We don’t know exactly where antisocial behavior comes from, but such experts in child development as Stanton Samenow have observed that you can begin making it out at an early age. “I don’t think that somebody wakes up one day and says, ‘Gee, I’m going to become a criminal,’” he comments. “It’s not a choice in the simple sense. But it is a choice in that the world presents to any child a number of options of what you should do, what you shouldn’t do, what you can do, what you might do—all from a very early age. Children make choices in terms of what they internalize, what they heed, what they listen to.”

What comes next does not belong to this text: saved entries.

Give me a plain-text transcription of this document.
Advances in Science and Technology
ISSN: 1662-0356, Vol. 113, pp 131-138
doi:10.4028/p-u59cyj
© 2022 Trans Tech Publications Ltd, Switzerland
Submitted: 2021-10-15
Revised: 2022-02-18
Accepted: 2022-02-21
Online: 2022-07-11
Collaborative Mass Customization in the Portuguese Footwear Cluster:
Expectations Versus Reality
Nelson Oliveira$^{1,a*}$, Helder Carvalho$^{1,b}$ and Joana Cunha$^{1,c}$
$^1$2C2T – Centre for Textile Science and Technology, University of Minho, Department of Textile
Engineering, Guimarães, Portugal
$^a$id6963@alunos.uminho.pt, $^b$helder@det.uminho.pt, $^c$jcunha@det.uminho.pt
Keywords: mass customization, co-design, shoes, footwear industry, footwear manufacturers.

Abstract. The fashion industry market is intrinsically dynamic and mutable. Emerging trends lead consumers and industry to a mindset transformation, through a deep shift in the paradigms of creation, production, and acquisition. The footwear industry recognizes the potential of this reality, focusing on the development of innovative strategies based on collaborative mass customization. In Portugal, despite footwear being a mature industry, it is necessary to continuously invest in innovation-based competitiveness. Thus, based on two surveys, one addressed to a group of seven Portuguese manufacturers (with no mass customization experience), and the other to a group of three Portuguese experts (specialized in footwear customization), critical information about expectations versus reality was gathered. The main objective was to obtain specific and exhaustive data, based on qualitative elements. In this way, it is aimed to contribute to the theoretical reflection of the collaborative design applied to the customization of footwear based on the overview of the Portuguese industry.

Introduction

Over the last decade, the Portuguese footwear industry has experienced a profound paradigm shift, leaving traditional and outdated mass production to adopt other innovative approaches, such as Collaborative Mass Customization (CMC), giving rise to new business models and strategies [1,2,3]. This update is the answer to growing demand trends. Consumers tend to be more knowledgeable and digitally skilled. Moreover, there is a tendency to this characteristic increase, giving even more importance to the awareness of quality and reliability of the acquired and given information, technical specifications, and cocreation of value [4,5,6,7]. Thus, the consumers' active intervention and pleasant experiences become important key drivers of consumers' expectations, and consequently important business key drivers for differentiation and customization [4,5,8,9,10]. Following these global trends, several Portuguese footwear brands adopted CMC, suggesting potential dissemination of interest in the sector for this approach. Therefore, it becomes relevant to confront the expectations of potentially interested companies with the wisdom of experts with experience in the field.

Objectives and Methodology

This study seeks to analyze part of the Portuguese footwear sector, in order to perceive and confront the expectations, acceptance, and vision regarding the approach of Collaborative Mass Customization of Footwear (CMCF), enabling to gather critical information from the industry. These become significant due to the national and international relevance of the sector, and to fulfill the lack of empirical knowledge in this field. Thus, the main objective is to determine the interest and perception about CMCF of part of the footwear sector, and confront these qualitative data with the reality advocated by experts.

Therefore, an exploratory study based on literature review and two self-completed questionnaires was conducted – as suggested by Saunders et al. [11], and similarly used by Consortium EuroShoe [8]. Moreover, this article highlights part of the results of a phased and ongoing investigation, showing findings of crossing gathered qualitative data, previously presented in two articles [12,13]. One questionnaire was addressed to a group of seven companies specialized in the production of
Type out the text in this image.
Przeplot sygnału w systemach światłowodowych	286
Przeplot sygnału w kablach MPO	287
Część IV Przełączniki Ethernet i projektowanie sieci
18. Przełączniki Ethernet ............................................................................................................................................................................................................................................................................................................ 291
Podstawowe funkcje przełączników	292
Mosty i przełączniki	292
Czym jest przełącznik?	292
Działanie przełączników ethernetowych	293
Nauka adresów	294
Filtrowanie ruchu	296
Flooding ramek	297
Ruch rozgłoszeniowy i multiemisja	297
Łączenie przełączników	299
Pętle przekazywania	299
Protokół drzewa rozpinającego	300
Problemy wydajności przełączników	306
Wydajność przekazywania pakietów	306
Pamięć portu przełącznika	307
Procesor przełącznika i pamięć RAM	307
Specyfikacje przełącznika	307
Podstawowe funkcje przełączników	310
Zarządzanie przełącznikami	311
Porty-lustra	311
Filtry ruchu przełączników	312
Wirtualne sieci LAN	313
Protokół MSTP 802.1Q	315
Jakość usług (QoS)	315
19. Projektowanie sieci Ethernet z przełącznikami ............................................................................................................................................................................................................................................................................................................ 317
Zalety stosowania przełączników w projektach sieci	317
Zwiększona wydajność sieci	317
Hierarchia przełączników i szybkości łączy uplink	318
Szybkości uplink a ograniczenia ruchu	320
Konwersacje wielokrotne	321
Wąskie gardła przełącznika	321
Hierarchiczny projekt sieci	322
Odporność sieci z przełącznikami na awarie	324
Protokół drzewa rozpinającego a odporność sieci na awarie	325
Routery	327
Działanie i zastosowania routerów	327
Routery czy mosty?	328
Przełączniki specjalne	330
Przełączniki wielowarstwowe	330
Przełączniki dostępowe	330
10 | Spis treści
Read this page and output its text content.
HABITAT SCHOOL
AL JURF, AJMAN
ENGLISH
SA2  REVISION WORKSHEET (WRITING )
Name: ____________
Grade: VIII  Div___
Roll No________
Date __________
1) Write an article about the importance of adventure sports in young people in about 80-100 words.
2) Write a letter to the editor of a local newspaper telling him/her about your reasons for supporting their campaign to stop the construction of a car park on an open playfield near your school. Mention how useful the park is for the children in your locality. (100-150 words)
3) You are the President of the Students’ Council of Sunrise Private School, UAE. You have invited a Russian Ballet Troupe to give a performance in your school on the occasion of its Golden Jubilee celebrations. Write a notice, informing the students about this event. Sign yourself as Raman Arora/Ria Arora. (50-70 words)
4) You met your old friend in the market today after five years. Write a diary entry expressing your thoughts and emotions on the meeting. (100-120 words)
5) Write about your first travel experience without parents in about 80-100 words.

Was his environment or upbringing a factor in the way Ted turned out? I’ve often said, as a result of all of my own research with serial killers, that they all come from inadequate or dysfunctional homes of one sort or another, many with physical and/or sexual abuse. In Bundy’s case, while there is no evidence he was physically abused, he certainly had an abnormal and stressful childhood of dislocation and even name changing. What we also have is a family that was clearly ambivalent about the boy and his origins, and other family members, such as some contemporary cousins, who rubbed it in about his illegitimacy. Combine this with his aspiration for things he couldn’t afford and his personality and inability to feel for or empathize with other people and, without intervention, you’ve got a recipe for a pretty dangerous character.

Which is exactly what he became. He graduated from high school in 1965, won a scholarship to the University of Puget Sound, then transferred to the University of Washington. He fell in love with a
wealthy Stanford University coed, and when she broke off with him, he went into a depression, began neglecting his schoolwork, and soon dropped out of college. He couldn’t stand the rejection and set about to recreate himself in the image he thought would be appealing to the likes of this rich and beautiful girl, just as obsessively as Ed Gein had tried to recreate himself as his own mother. This was one of the things that made Ted Bundy such an effective sexual predator: he could make himself over into whatever he needed to be.